WASHINGTON – A Canada-U.S. trade war is apparently looming as Ottawa threatens “retaliatory measures” against the United States in a continuing dispute over meat labelling.
The U.S. government announced new regulations Thursday on “country-of-origin labelling” (COOL) that would track beef and hogs from livestock right through the meat processing and distribution systems.
Tom Vilsack, U.S. agriculture secretary, said the new rules are aimed at resolving the tense trade dispute between Canada, the U.S. and Mexico.
“USDA remains confident that these changes will improve the overall operation of the program and also bring the mandatory COOL requirements into compliance with U.S. international trade obligations,” he said in a statement.
But Canada sees little evidence in the new rules of any serious attempt by Americans to resolve the issue.
“Canada is extremely disappointed with the regulatory changes put forward by the United States today,” Agriculture Minister Gerry Ritz and Trade Minister Ed Fast said in a joint release.
The ministers said the U.S. regulations will not bring the Americans into compliance with last year’s ruling by the World Trade Organization, which found the labelling system discriminated against foreign livestock and was not consistent with U.S. trade agreements.
“Canada will consider all options at its disposal, including, if necessary, the use of retaliatory measures,” said the release.
Indeed, Canadian officials were rumoured to be drawing up a “retaliation list” of U.S. products, setting the stage for a full-fledged trade war.
Earlier Thursday, Ritz addressed the issue while on a trade mission in Kazakhstan.
“Even their own industry has come forward and said this is going to cost them hundreds of millions of dollars as well to comply, so we are analyzing what they come forward with,” he said on a conference call.
“Of course the next step is to go back to the WTO. That will take a month or two as the Americans try to sell what they come forward with and we try to convince the WTO that it is completely off the mark.”
In addition to fighting the U.S. move, Ritz said Canada must focus on finding new markets for its meat products.
“As the Americans are making their market tougher for us to get into, then it is incumbent on governments to get out around the world and start putting more market share in other than the American market.”
The NDP urged the government to stand firm on the issue.
“New Democrats believe that fair, robust trade rules are critical to the success of our industries,” Don Davies, the party’s trade critic, said in a news release.
“The government must step up and protect these important sectors.”
Under the new regulations, the U.S. government now requires meat packers to explicitly list the origin of beef, pork and chicken sold in American grocery stores.
Labels will include such information as “born, raised and slaughtered in the United States” for American meat.

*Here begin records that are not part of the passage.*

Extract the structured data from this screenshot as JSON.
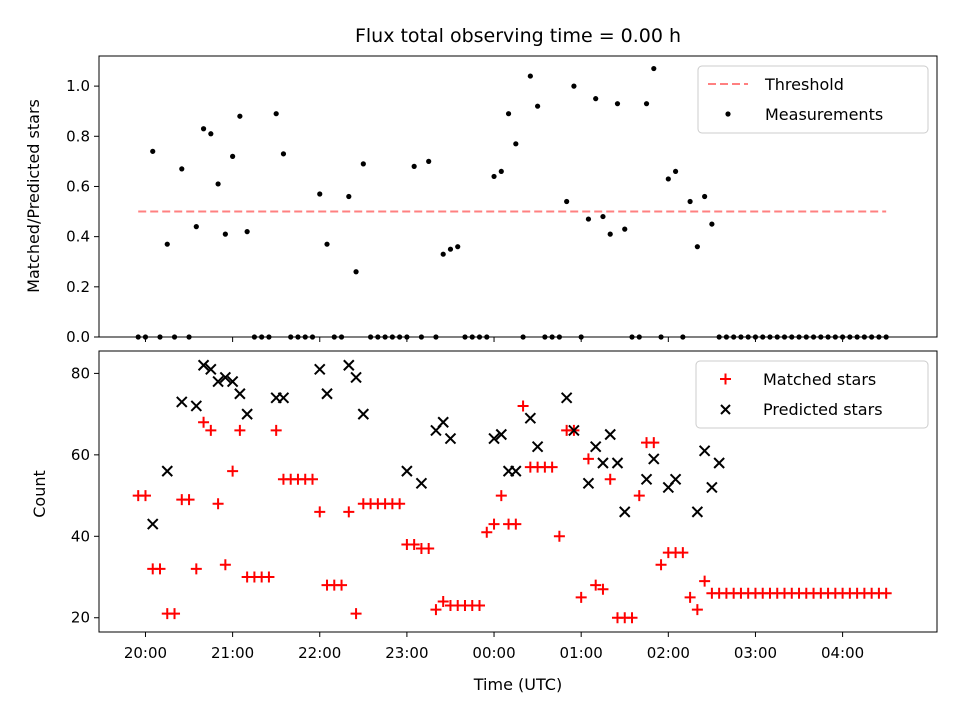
{
  "chart_data": [
    {
      "type": "scatter",
      "title": "Flux total observing time = 0.00 h",
      "xlabel": "",
      "ylabel": "Matched/Predicted stars",
      "ylim": [
        0,
        1.12
      ],
      "xlim": [
        "19:28",
        "05:05"
      ],
      "yticks": [
        "0.0",
        "0.2",
        "0.4",
        "0.6",
        "0.8",
        "1.0"
      ],
      "grid": false,
      "legend": {
        "placement": "top-right",
        "entries": [
          "Threshold",
          "Measurements"
        ]
      },
      "threshold": {
        "name": "Threshold",
        "y": 0.5,
        "x_start": "19:55",
        "x_end": "04:30",
        "color": "#ff8080",
        "style": "dashed"
      },
      "series": [
        {
          "name": "Measurements",
          "color": "#000000",
          "marker": "dot",
          "x": [
            "19:55",
            "20:00",
            "20:05",
            "20:10",
            "20:15",
            "20:20",
            "20:25",
            "20:30",
            "20:35",
            "20:40",
            "20:45",
            "20:50",
            "20:55",
            "21:00",
            "21:05",
            "21:10",
            "21:15",
            "21:20",
            "21:25",
            "21:30",
            "21:35",
            "21:40",
            "21:45",
            "21:50",
            "21:55",
            "22:00",
            "22:05",
            "22:10",
            "22:15",
            "22:20",
            "22:25",
            "22:30",
            "22:35",
            "22:40",
            "22:45",
            "22:50",
            "22:55",
            "23:00",
            "23:05",
            "23:10",
            "23:15",
            "23:20",
            "23:25",
            "23:30",
            "23:35",
            "23:40",
            "23:45",
            "23:50",
            "23:55",
            "00:00",
            "00:05",
            "00:10",
            "00:15",
            "00:20",
            "00:25",
            "00:30",
            "00:35",
            "00:40",
            "00:45",
            "00:50",
            "00:55",
            "01:00",
            "01:05",
            "01:10",
            "01:15",
            "01:20",
            "01:25",
            "01:30",
            "01:35",
            "01:40",
            "01:45",
            "01:50",
            "01:55",
            "02:00",
            "02:05",
            "02:10",
            "02:15",
            "02:20",
            "02:25",
            "02:30",
            "02:35",
            "02:40",
            "02:45",
            "02:50",
            "02:55",
            "03:00",
            "03:05",
            "03:10",
            "03:15",
            "03:20",
            "03:25",
            "03:30",
            "03:35",
            "03:40",
            "03:45",
            "03:50",
            "03:55",
            "04:00",
            "04:05",
            "04:10",
            "04:15",
            "04:20",
            "04:25",
            "04:30"
          ],
          "y": [
            0,
            0,
            0.74,
            0,
            0.37,
            0,
            0.67,
            0,
            0.44,
            0.83,
            0.81,
            0.61,
            0.41,
            0.72,
            0.88,
            0.42,
            0,
            0,
            0,
            0.89,
            0.73,
            0,
            0,
            0,
            0,
            0.57,
            0.37,
            0,
            0,
            0.56,
            0.26,
            0.69,
            0,
            0,
            0,
            0,
            0,
            0,
            0.68,
            0,
            0.7,
            0,
            0.33,
            0.35,
            0.36,
            0,
            0,
            0,
            0,
            0.64,
            0.66,
            0.89,
            0.77,
            0,
            1.04,
            0.92,
            0,
            0,
            0,
            0.54,
            1.0,
            0,
            0.47,
            0.95,
            0.48,
            0.41,
            0.93,
            0.43,
            0,
            0,
            0.93,
            1.07,
            0,
            0.63,
            0.66,
            0,
            0.54,
            0.36,
            0.56,
            0.45,
            0,
            0,
            0,
            0,
            0,
            0,
            0,
            0,
            0,
            0,
            0,
            0,
            0,
            0,
            0,
            0,
            0,
            0,
            0,
            0,
            0,
            0,
            0,
            0
          ]
        }
      ]
    },
    {
      "type": "scatter",
      "title": "",
      "xlabel": "Time (UTC)",
      "ylabel": "Count",
      "ylim": [
        16.5,
        85.5
      ],
      "xlim": [
        "19:28",
        "05:05"
      ],
      "yticks": [
        "20",
        "40",
        "60",
        "80"
      ],
      "xticks": [
        "20:00",
        "21:00",
        "22:00",
        "23:00",
        "00:00",
        "01:00",
        "02:00",
        "03:00",
        "04:00"
      ],
      "grid": false,
      "legend": {
        "placement": "top-right",
        "entries": [
          "Matched stars",
          "Predicted stars"
        ]
      },
      "series": [
        {
          "name": "Matched stars",
          "color": "#ff0000",
          "marker": "plus",
          "x": [
            "19:55",
            "20:00",
            "20:05",
            "20:10",
            "20:15",
            "20:20",
            "20:25",
            "20:30",
            "20:35",
            "20:40",
            "20:45",
            "20:50",
            "20:55",
            "21:00",
            "21:05",
            "21:10",
            "21:15",
            "21:20",
            "21:25",
            "21:30",
            "21:35",
            "21:40",
            "21:45",
            "21:50",
            "21:55",
            "22:00",
            "22:05",
            "22:10",
            "22:15",
            "22:20",
            "22:25",
            "22:30",
            "22:35",
            "22:40",
            "22:45",
            "22:50",
            "22:55",
            "23:00",
            "23:05",
            "23:10",
            "23:15",
            "23:20",
            "23:25",
            "23:30",
            "23:35",
            "23:40",
            "23:45",
            "23:50",
            "23:55",
            "00:00",
            "00:05",
            "00:10",
            "00:15",
            "00:20",
            "00:25",
            "00:30",
            "00:35",
            "00:40",
            "00:45",
            "00:50",
            "00:55",
            "01:00",
            "01:05",
            "01:10",
            "01:15",
            "01:20",
            "01:25",
            "01:30",
            "01:35",
            "01:40",
            "01:45",
            "01:50",
            "01:55",
            "02:00",
            "02:05",
            "02:10",
            "02:15",
            "02:20",
            "02:25",
            "02:30",
            "02:35",
            "02:40",
            "02:45",
            "02:50",
            "02:55",
            "03:00",
            "03:05",
            "03:10",
            "03:15",
            "03:20",
            "03:25",
            "03:30",
            "03:35",
            "03:40",
            "03:45",
            "03:50",
            "03:55",
            "04:00",
            "04:05",
            "04:10",
            "04:15",
            "04:20",
            "04:25",
            "04:30"
          ],
          "y": [
            50,
            50,
            32,
            32,
            21,
            21,
            49,
            49,
            32,
            68,
            66,
            48,
            33,
            56,
            66,
            30,
            30,
            30,
            30,
            66,
            54,
            54,
            54,
            54,
            54,
            46,
            28,
            28,
            28,
            46,
            21,
            48,
            48,
            48,
            48,
            48,
            48,
            38,
            38,
            37,
            37,
            22,
            24,
            23,
            23,
            23,
            23,
            23,
            41,
            43,
            50,
            43,
            43,
            72,
            57,
            57,
            57,
            57,
            40,
            66,
            66,
            25,
            59,
            28,
            27,
            54,
            20,
            20,
            20,
            50,
            63,
            63,
            33,
            36,
            36,
            36,
            25,
            22,
            29,
            26,
            26,
            26,
            26,
            26,
            26,
            26,
            26,
            26,
            26,
            26,
            26,
            26,
            26,
            26,
            26,
            26,
            26,
            26,
            26,
            26,
            26,
            26,
            26,
            26
          ]
        },
        {
          "name": "Predicted stars",
          "color": "#000000",
          "marker": "x",
          "x": [
            "20:05",
            "20:15",
            "20:25",
            "20:35",
            "20:40",
            "20:45",
            "20:50",
            "20:55",
            "21:00",
            "21:05",
            "21:10",
            "21:30",
            "21:35",
            "22:00",
            "22:05",
            "22:20",
            "22:25",
            "22:30",
            "23:00",
            "23:10",
            "23:20",
            "23:25",
            "23:30",
            "00:00",
            "00:05",
            "00:10",
            "00:15",
            "00:25",
            "00:30",
            "00:50",
            "00:55",
            "01:05",
            "01:10",
            "01:15",
            "01:20",
            "01:25",
            "01:30",
            "01:45",
            "01:50",
            "02:00",
            "02:05",
            "02:20",
            "02:25",
            "02:30",
            "02:35"
          ],
          "y": [
            43,
            56,
            73,
            72,
            82,
            81,
            78,
            79,
            78,
            75,
            70,
            74,
            74,
            81,
            75,
            82,
            79,
            70,
            56,
            53,
            66,
            68,
            64,
            64,
            65,
            56,
            56,
            69,
            62,
            74,
            66,
            53,
            62,
            58,
            65,
            58,
            46,
            54,
            59,
            52,
            54,
            46,
            61,
            52,
            58
          ]
        }
      ]
    }
  ]
}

Cuts of meat from other countries could carry labels such as “born in Canada, raised and slaughtered in the United States.”
Canada has long objected to the labelling system on the grounds that it’s costly, burdensome and is leading to the “disintegration” of the North American supply chain.
The labelling system, first implemented by the U.S. in 2008, cut Canadian cattle shipments to the U.S. by 50 per cent within a year and cut the export of slaughter hogs by 58 per cent.
The Canadian Pork Council estimates the labelling rule has already cost Canada about $1 billion annually in beef and pork exports.
The USDA says its country-of-origin labelling system was designed to help consumers make informed decisions about food choices.
The measures are popular in the United States, backed by many American consumer groups and some farm groups too.